Number of matched substrings, or -1 if an error occurred
Returns GLib.Regex object used in match_info. It belongs to Glib
and must not be freed. Use g_regex_ref() if you need to keep it
after you free match_info object.
GLib.Regex object used in match_info
Returns the string searched with match_info. This is the
string passed to g_regex_match() or g_regex_replace() so
you may not free it before calling this function.
the string searched with match_info
Usually if the string passed to g_regex_match*() matches as far as
it goes, but is too short to match the entire pattern, false is
returned. There are circumstances where it might be helpful to
distinguish this case from other cases in which there is no match.
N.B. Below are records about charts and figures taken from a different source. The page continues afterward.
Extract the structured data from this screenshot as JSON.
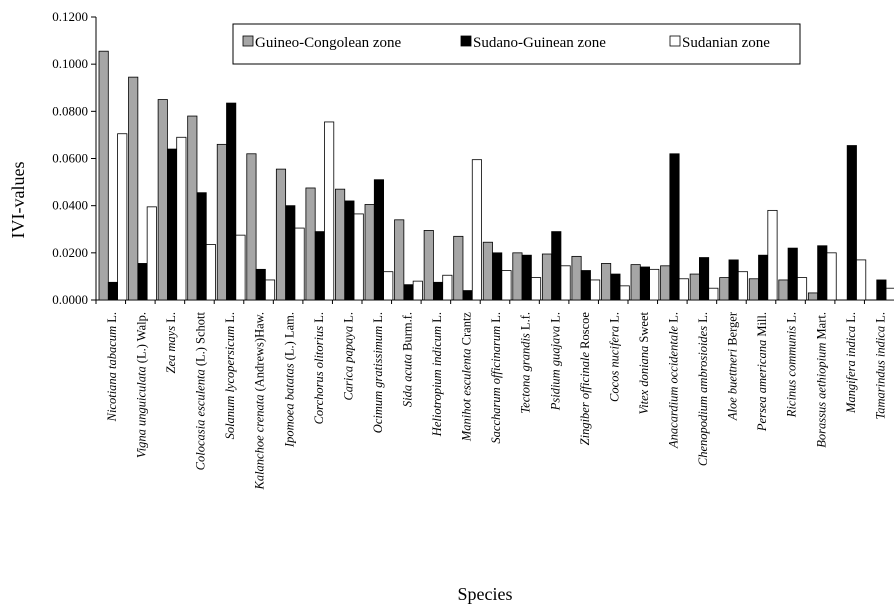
{
  "chart_data": {
    "type": "bar",
    "title": "",
    "ylabel": "IVI-values",
    "xlabel": "Species",
    "ylim": [
      0,
      0.12
    ],
    "yticks": [
      "0.0000",
      "0.0200",
      "0.0400",
      "0.0600",
      "0.0800",
      "0.1000",
      "0.1200"
    ],
    "legend_position": "top-right",
    "grid": false,
    "categories": [
      {
        "name": "Nicotiana tabacum",
        "author": "L."
      },
      {
        "name": "Vigna unguiculata",
        "author": "(L.) Walp."
      },
      {
        "name": "Zea mays",
        "author": "L."
      },
      {
        "name": "Colocasia esculenta",
        "author": "(L.) Schott"
      },
      {
        "name": "Solanum lycopersicum",
        "author": "L."
      },
      {
        "name": "Kalanchoe crenata",
        "author": "(Andrews)Haw."
      },
      {
        "name": "Ipomoea batatas",
        "author": "(L.) Lam."
      },
      {
        "name": "Corchorus olitorius",
        "author": "L."
      },
      {
        "name": "Carica papaya",
        "author": "L."
      },
      {
        "name": "Ocimum gratissimum",
        "author": "L."
      },
      {
        "name": "Sida acuta",
        "author": "Burm.f."
      },
      {
        "name": "Heliotropium indicum",
        "author": "L."
      },
      {
        "name": "Manihot esculenta",
        "author": "Crantz"
      },
      {
        "name": "Saccharum officinarum",
        "author": "L."
      },
      {
        "name": "Tectona grandis",
        "author": "L.f."
      },
      {
        "name": "Psidium guajava",
        "author": "L."
      },
      {
        "name": "Zingiber officinale",
        "author": "Roscoe"
      },
      {
        "name": "Cocos nucifera",
        "author": "L."
      },
      {
        "name": "Vitex doniana",
        "author": "Sweet"
      },
      {
        "name": "Anacardium occidentale",
        "author": "L."
      },
      {
        "name": "Chenopodium ambrosioides",
        "author": "L."
      },
      {
        "name": "Aloe buettneri",
        "author": "Berger"
      },
      {
        "name": "Persea americana",
        "author": "Mill."
      },
      {
        "name": "Ricinus communis",
        "author": "L."
      },
      {
        "name": "Borassus aethiopium",
        "author": "Mart."
      },
      {
        "name": "Mangifera indica",
        "author": "L."
      },
      {
        "name": "Tamarindus indica",
        "author": "L."
      }
    ],
    "series": [
      {
        "name": "Guineo-Congolean zone",
        "color": "#a6a6a6",
        "values": [
          0.1055,
          0.0945,
          0.085,
          0.078,
          0.066,
          0.062,
          0.0555,
          0.0475,
          0.047,
          0.0405,
          0.034,
          0.0295,
          0.027,
          0.0245,
          0.02,
          0.0195,
          0.0185,
          0.0155,
          0.015,
          0.0145,
          0.011,
          0.0095,
          0.009,
          0.0085,
          0.003,
          0.0,
          0.0
        ]
      },
      {
        "name": "Sudano-Guinean zone",
        "color": "#000000",
        "values": [
          0.0075,
          0.0155,
          0.064,
          0.0455,
          0.0835,
          0.013,
          0.04,
          0.029,
          0.042,
          0.051,
          0.0065,
          0.0075,
          0.004,
          0.02,
          0.019,
          0.029,
          0.0125,
          0.011,
          0.014,
          0.062,
          0.018,
          0.017,
          0.019,
          0.022,
          0.023,
          0.0655,
          0.0085
        ]
      },
      {
        "name": "Sudanian zone",
        "color": "#ffffff",
        "values": [
          0.0705,
          0.0395,
          0.069,
          0.0235,
          0.0275,
          0.0085,
          0.0305,
          0.0755,
          0.0365,
          0.012,
          0.008,
          0.0105,
          0.0595,
          0.0125,
          0.0095,
          0.0145,
          0.0085,
          0.006,
          0.013,
          0.009,
          0.005,
          0.012,
          0.038,
          0.0095,
          0.02,
          0.017,
          0.005
        ]
      }
    ]
  }
}
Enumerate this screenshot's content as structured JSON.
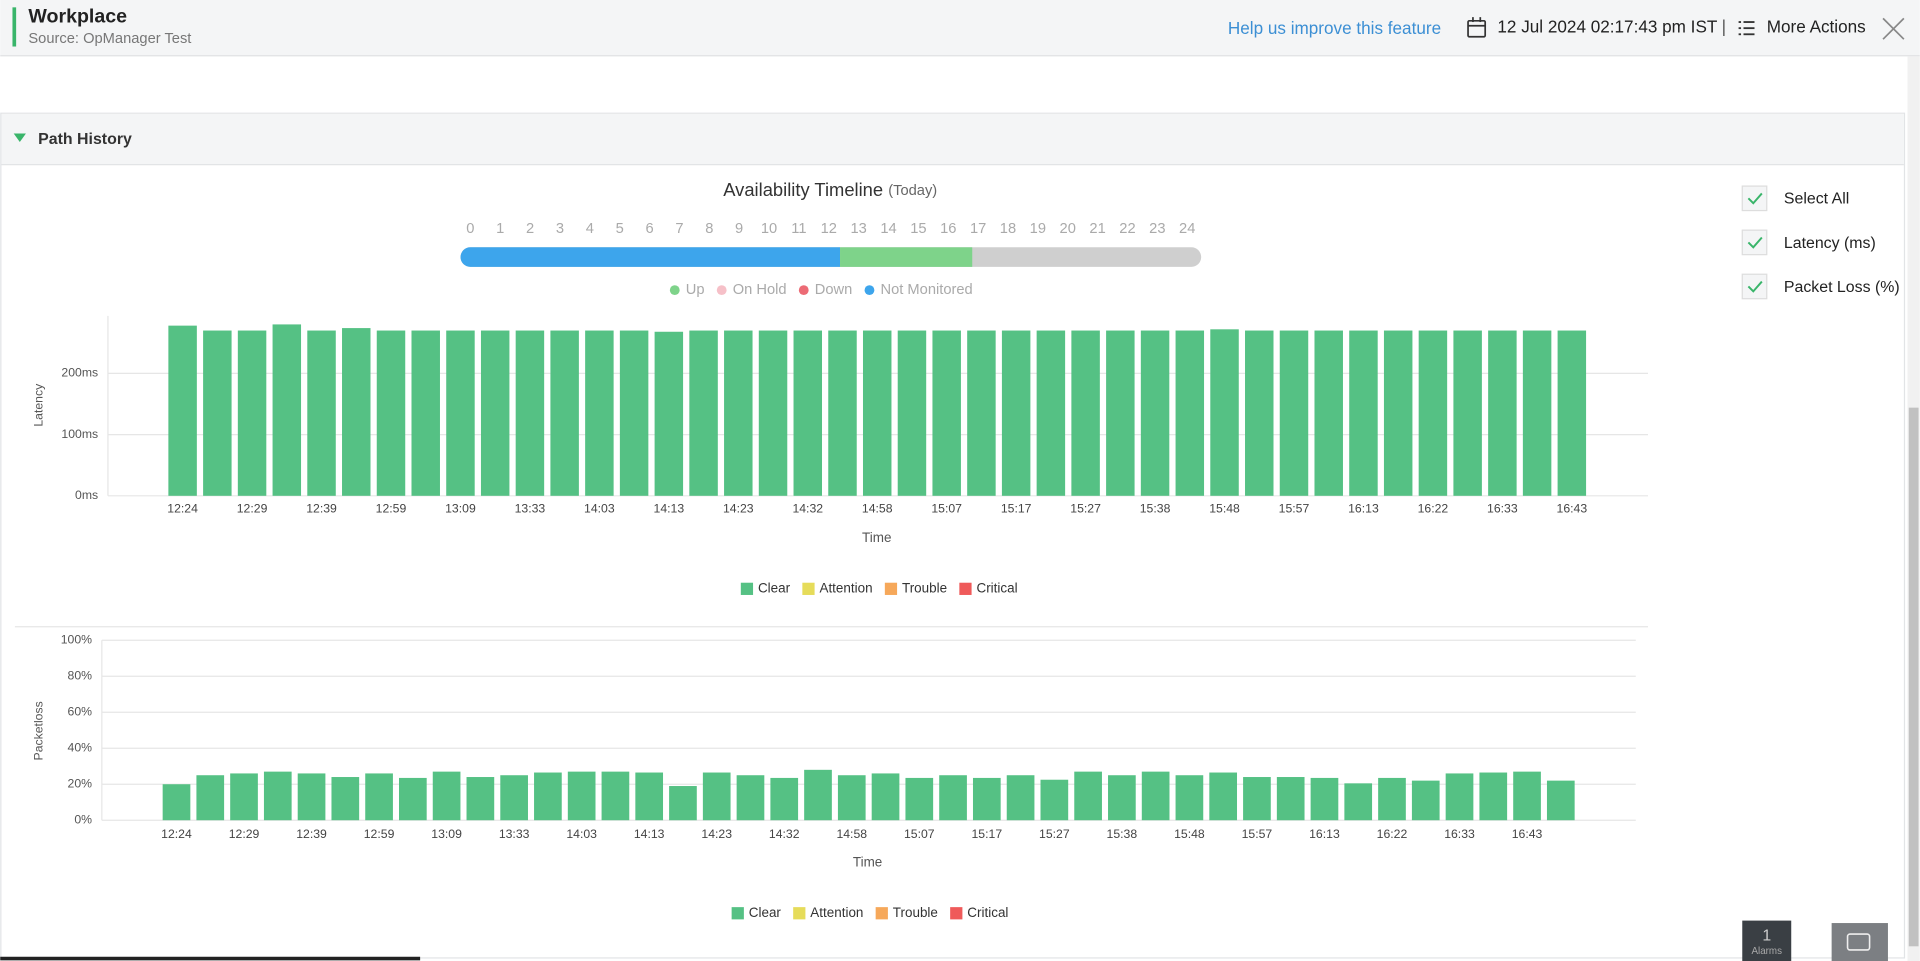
{
  "header": {
    "title": "Workplace",
    "source": "Source: OpManager Test",
    "feedback": "Help us improve this feature",
    "datetime": "12 Jul 2024 02:17:43 pm IST",
    "separator": "|",
    "more_actions": "More Actions"
  },
  "panel": {
    "title": "Path History"
  },
  "availability": {
    "title": "Availability Timeline",
    "subtitle": "(Today)",
    "hours": [
      "0",
      "1",
      "2",
      "3",
      "4",
      "5",
      "6",
      "7",
      "8",
      "9",
      "10",
      "11",
      "12",
      "13",
      "14",
      "15",
      "16",
      "17",
      "18",
      "19",
      "20",
      "21",
      "22",
      "23",
      "24"
    ],
    "legend": [
      {
        "name": "Up",
        "color": "#7ed38a"
      },
      {
        "name": "On Hold",
        "color": "#f6c0c8"
      },
      {
        "name": "Down",
        "color": "#ec6b75"
      },
      {
        "name": "Not Monitored",
        "color": "#3da5ec"
      }
    ]
  },
  "options": [
    "Select All",
    "Latency (ms)",
    "Packet Loss (%)"
  ],
  "alarms": {
    "count": "1",
    "label": "Alarms"
  },
  "chart_data": [
    {
      "type": "bar",
      "y_label": "Latency",
      "x_label": "Time",
      "color": "#55c184",
      "grid": true,
      "categories": [
        "12:24",
        null,
        "12:29",
        null,
        "12:39",
        null,
        "12:59",
        null,
        "13:09",
        null,
        "13:33",
        null,
        "14:03",
        null,
        "14:13",
        null,
        "14:23",
        null,
        "14:32",
        null,
        "14:58",
        null,
        "15:07",
        null,
        "15:17",
        null,
        "15:27",
        null,
        "15:38",
        null,
        "15:48",
        null,
        "15:57",
        null,
        "16:13",
        null,
        "16:22",
        null,
        "16:33",
        null,
        "16:43"
      ],
      "values": [
        278,
        270,
        270,
        280,
        270,
        274,
        270,
        270,
        270,
        270,
        270,
        270,
        270,
        270,
        268,
        270,
        270,
        270,
        270,
        270,
        270,
        270,
        270,
        270,
        270,
        270,
        270,
        270,
        270,
        270,
        272,
        270,
        270,
        270,
        270,
        270,
        270,
        270,
        270,
        270,
        270
      ],
      "ylim": [
        0,
        294
      ],
      "yticks": [
        {
          "value": 0,
          "label": "0ms"
        },
        {
          "value": 100,
          "label": "100ms"
        },
        {
          "value": 200,
          "label": "200ms"
        }
      ],
      "legend": [
        {
          "name": "Clear",
          "color": "#55c184"
        },
        {
          "name": "Attention",
          "color": "#e6dc5a"
        },
        {
          "name": "Trouble",
          "color": "#f6a85a"
        },
        {
          "name": "Critical",
          "color": "#ef5a5a"
        }
      ]
    },
    {
      "type": "bar",
      "y_label": "Packetloss",
      "x_label": "Time",
      "color": "#55c184",
      "grid": true,
      "categories": [
        "12:24",
        null,
        "12:29",
        null,
        "12:39",
        null,
        "12:59",
        null,
        "13:09",
        null,
        "13:33",
        null,
        "14:03",
        null,
        "14:13",
        null,
        "14:23",
        null,
        "14:32",
        null,
        "14:58",
        null,
        "15:07",
        null,
        "15:17",
        null,
        "15:27",
        null,
        "15:38",
        null,
        "15:48",
        null,
        "15:57",
        null,
        "16:13",
        null,
        "16:22",
        null,
        "16:33",
        null,
        "16:43",
        null
      ],
      "values": [
        20,
        25,
        26,
        27,
        26,
        24,
        26,
        23.5,
        27,
        24,
        25,
        26.5,
        27,
        27,
        26.5,
        19,
        26.5,
        25,
        23.5,
        28,
        25,
        26,
        23.5,
        25,
        23.5,
        25,
        22.5,
        27,
        25,
        27,
        25,
        26.5,
        24,
        24,
        23.5,
        20.5,
        23.5,
        22,
        26,
        26.5,
        27,
        22
      ],
      "ylim": [
        0,
        100
      ],
      "yticks": [
        {
          "value": 0,
          "label": "0%"
        },
        {
          "value": 20,
          "label": "20%"
        },
        {
          "value": 40,
          "label": "40%"
        },
        {
          "value": 60,
          "label": "60%"
        },
        {
          "value": 80,
          "label": "80%"
        },
        {
          "value": 100,
          "label": "100%"
        }
      ],
      "legend": [
        {
          "name": "Clear",
          "color": "#55c184"
        },
        {
          "name": "Attention",
          "color": "#e6dc5a"
        },
        {
          "name": "Trouble",
          "color": "#f6a85a"
        },
        {
          "name": "Critical",
          "color": "#ef5a5a"
        }
      ]
    }
  ]
}
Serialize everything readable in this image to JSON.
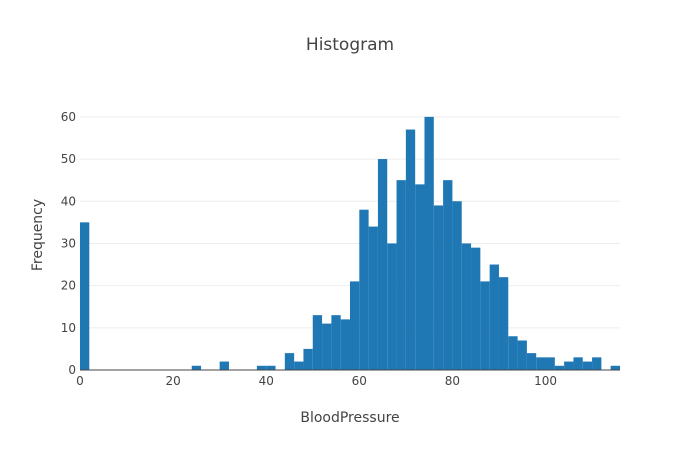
{
  "chart_data": {
    "type": "bar",
    "title": "Histogram",
    "xlabel": "BloodPressure",
    "ylabel": "Frequency",
    "xlim": [
      0,
      116
    ],
    "ylim": [
      0,
      64
    ],
    "bin_width": 2,
    "x_ticks": [
      0,
      20,
      40,
      60,
      80,
      100
    ],
    "y_ticks": [
      0,
      10,
      20,
      30,
      40,
      50,
      60
    ],
    "grid": true,
    "color": "#1f77b4",
    "bins": [
      {
        "x0": 0,
        "x1": 2,
        "count": 35
      },
      {
        "x0": 24,
        "x1": 26,
        "count": 1
      },
      {
        "x0": 30,
        "x1": 32,
        "count": 2
      },
      {
        "x0": 38,
        "x1": 40,
        "count": 1
      },
      {
        "x0": 40,
        "x1": 42,
        "count": 1
      },
      {
        "x0": 44,
        "x1": 46,
        "count": 4
      },
      {
        "x0": 46,
        "x1": 48,
        "count": 2
      },
      {
        "x0": 48,
        "x1": 50,
        "count": 5
      },
      {
        "x0": 50,
        "x1": 52,
        "count": 13
      },
      {
        "x0": 52,
        "x1": 54,
        "count": 11
      },
      {
        "x0": 54,
        "x1": 56,
        "count": 13
      },
      {
        "x0": 56,
        "x1": 58,
        "count": 12
      },
      {
        "x0": 58,
        "x1": 60,
        "count": 21
      },
      {
        "x0": 60,
        "x1": 62,
        "count": 38
      },
      {
        "x0": 62,
        "x1": 64,
        "count": 34
      },
      {
        "x0": 64,
        "x1": 66,
        "count": 50
      },
      {
        "x0": 66,
        "x1": 68,
        "count": 30
      },
      {
        "x0": 68,
        "x1": 70,
        "count": 45
      },
      {
        "x0": 70,
        "x1": 72,
        "count": 57
      },
      {
        "x0": 72,
        "x1": 74,
        "count": 44
      },
      {
        "x0": 74,
        "x1": 76,
        "count": 60
      },
      {
        "x0": 76,
        "x1": 78,
        "count": 39
      },
      {
        "x0": 78,
        "x1": 80,
        "count": 45
      },
      {
        "x0": 80,
        "x1": 82,
        "count": 40
      },
      {
        "x0": 82,
        "x1": 84,
        "count": 30
      },
      {
        "x0": 84,
        "x1": 86,
        "count": 29
      },
      {
        "x0": 86,
        "x1": 88,
        "count": 21
      },
      {
        "x0": 88,
        "x1": 90,
        "count": 25
      },
      {
        "x0": 90,
        "x1": 92,
        "count": 22
      },
      {
        "x0": 92,
        "x1": 94,
        "count": 8
      },
      {
        "x0": 94,
        "x1": 96,
        "count": 7
      },
      {
        "x0": 96,
        "x1": 98,
        "count": 4
      },
      {
        "x0": 98,
        "x1": 100,
        "count": 3
      },
      {
        "x0": 100,
        "x1": 102,
        "count": 3
      },
      {
        "x0": 102,
        "x1": 104,
        "count": 1
      },
      {
        "x0": 104,
        "x1": 106,
        "count": 2
      },
      {
        "x0": 106,
        "x1": 108,
        "count": 3
      },
      {
        "x0": 108,
        "x1": 110,
        "count": 2
      },
      {
        "x0": 110,
        "x1": 112,
        "count": 3
      },
      {
        "x0": 114,
        "x1": 116,
        "count": 1
      }
    ]
  }
}
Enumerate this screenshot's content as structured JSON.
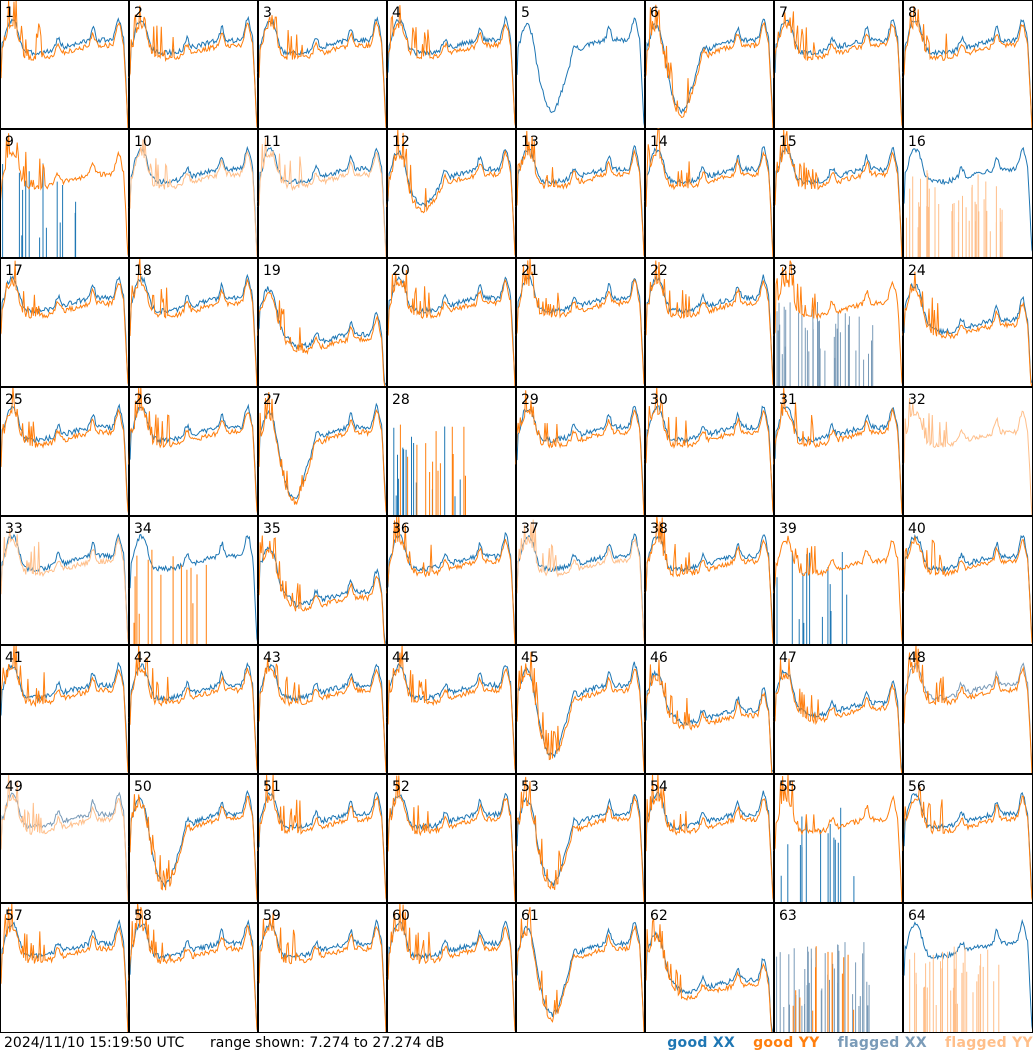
{
  "chart_data": {
    "type": "line",
    "layout": "8x8 small multiples",
    "ylim": [
      7.274,
      27.274
    ],
    "grid": false,
    "legend_position": "bottom-right",
    "panel_labels": [
      "1",
      "2",
      "3",
      "4",
      "5",
      "6",
      "7",
      "8",
      "9",
      "10",
      "11",
      "12",
      "13",
      "14",
      "15",
      "16",
      "17",
      "18",
      "19",
      "20",
      "21",
      "22",
      "23",
      "24",
      "25",
      "26",
      "27",
      "28",
      "29",
      "30",
      "31",
      "32",
      "33",
      "34",
      "35",
      "36",
      "37",
      "38",
      "39",
      "40",
      "41",
      "42",
      "43",
      "44",
      "45",
      "46",
      "47",
      "48",
      "49",
      "50",
      "51",
      "52",
      "53",
      "54",
      "55",
      "56",
      "57",
      "58",
      "59",
      "60",
      "61",
      "62",
      "63",
      "64"
    ],
    "series": [
      {
        "name": "good XX",
        "color": "#1f77b4"
      },
      {
        "name": "good YY",
        "color": "#ff7f0e"
      },
      {
        "name": "flagged XX",
        "color": "#7a9bb8"
      },
      {
        "name": "flagged YY",
        "color": "#ffbf8a"
      }
    ],
    "panel_styles": {
      "1": {
        "xx": "good",
        "yy": "good"
      },
      "5": {
        "xx": "good",
        "yy": "none"
      },
      "9": {
        "xx": "dead-good",
        "yy": "good"
      },
      "10": {
        "xx": "good",
        "yy": "flagged"
      },
      "11": {
        "xx": "good",
        "yy": "flagged"
      },
      "16": {
        "xx": "good",
        "yy": "dead-flagged"
      },
      "23": {
        "xx": "dead-flagged",
        "yy": "good"
      },
      "28": {
        "xx": "dead-good",
        "yy": "dead-good"
      },
      "32": {
        "xx": "none",
        "yy": "flagged"
      },
      "33": {
        "xx": "good",
        "yy": "flagged"
      },
      "34": {
        "xx": "good",
        "yy": "dead-good"
      },
      "37": {
        "xx": "good",
        "yy": "flagged"
      },
      "39": {
        "xx": "dead-good",
        "yy": "good"
      },
      "48": {
        "xx": "flagged",
        "yy": "good"
      },
      "49": {
        "xx": "flagged",
        "yy": "flagged"
      },
      "55": {
        "xx": "dead-good",
        "yy": "good"
      },
      "63": {
        "xx": "dead-flagged",
        "yy": "dead-good"
      },
      "64": {
        "xx": "good",
        "yy": "dead-flagged"
      }
    },
    "panel_traits": {
      "5": {
        "dip": 1
      },
      "6": {
        "dip": 1
      },
      "12": {
        "dip": 0.4
      },
      "19": {
        "drop": 1
      },
      "24": {
        "drop": 0.6
      },
      "27": {
        "dip": 1
      },
      "35": {
        "drop": 1
      },
      "45": {
        "dip": 1
      },
      "46": {
        "drop": 0.7
      },
      "47": {
        "drop": 0.5
      },
      "50": {
        "dip": 1
      },
      "53": {
        "dip": 1
      },
      "61": {
        "dip": 1
      },
      "62": {
        "drop": 1
      }
    }
  },
  "footer": {
    "timestamp": "2024/11/10 15:19:50 UTC",
    "range_text": "range shown: 7.274 to 27.274 dB",
    "legend": {
      "good_xx": "good XX",
      "good_yy": "good YY",
      "flagged_xx": "flagged XX",
      "flagged_yy": "flagged YY"
    },
    "colors": {
      "good_xx": "#1f77b4",
      "good_yy": "#ff7f0e",
      "flagged_xx": "#7a9bb8",
      "flagged_yy": "#ffbf8a"
    }
  }
}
Consider, for example, an application where a human is required to type in data for a field with specific formatting requirements. An example might be a date in the form ddmmmyy, defined by the pattern "^\d?\d(jan|feb|mar|apr|may|jun|jul|aug|sep|oct|nov|dec)\d\d$". If the application sees the user’s keystrokes one by one, and can check that what has been typed so far is potentially valid, it is able to raise an error as soon as a mistake is made.
GRegex supports the concept of partial matching by means of the
GLib.RegexMatchFlags.PARTIAL_SOFT and GLib.RegexMatchFlags.PARTIAL_HARD flags.
When they are used, the return code for
g_regex_match() or g_regex_match_full() is, as usual, true
for a complete match, false otherwise. But, when these functions
return false, you can check if the match was partial calling
g_match_info_is_partial_match().
The difference between GLib.RegexMatchFlags.PARTIAL_SOFT and GLib.RegexMatchFlags.PARTIAL_HARD is that when a partial match is encountered with GLib.RegexMatchFlags.PARTIAL_SOFT, matching continues to search for a possible complete match, while with GLib.RegexMatchFlags.PARTIAL_HARD matching stops at the partial match. When both GLib.RegexMatchFlags.PARTIAL_SOFT and GLib.RegexMatchFlags.PARTIAL_HARD are set, the latter takes precedence.
There were formerly some restrictions on the pattern for partial matching. The restrictions no longer apply.
See pcrepartial(3) for more information on partial matching.
true if the match was partial, false otherwise
Returns whether the previous match operation succeeded.
true if the previous match operation succeeded, false otherwise
Scans for the next match using the same parameters of the previous
call to g_regex_match_full() or g_regex_match() that returned
match_info.
The match is done on the string passed to the match function, so you cannot free it before calling this function.
true is the string matched, false otherwise
Decreases reference count of match_info by 1. When reference count drops
to zero, it frees all the memory associated with the match_info structure.
A GMatchInfo is an opaque struct used to return information about matches.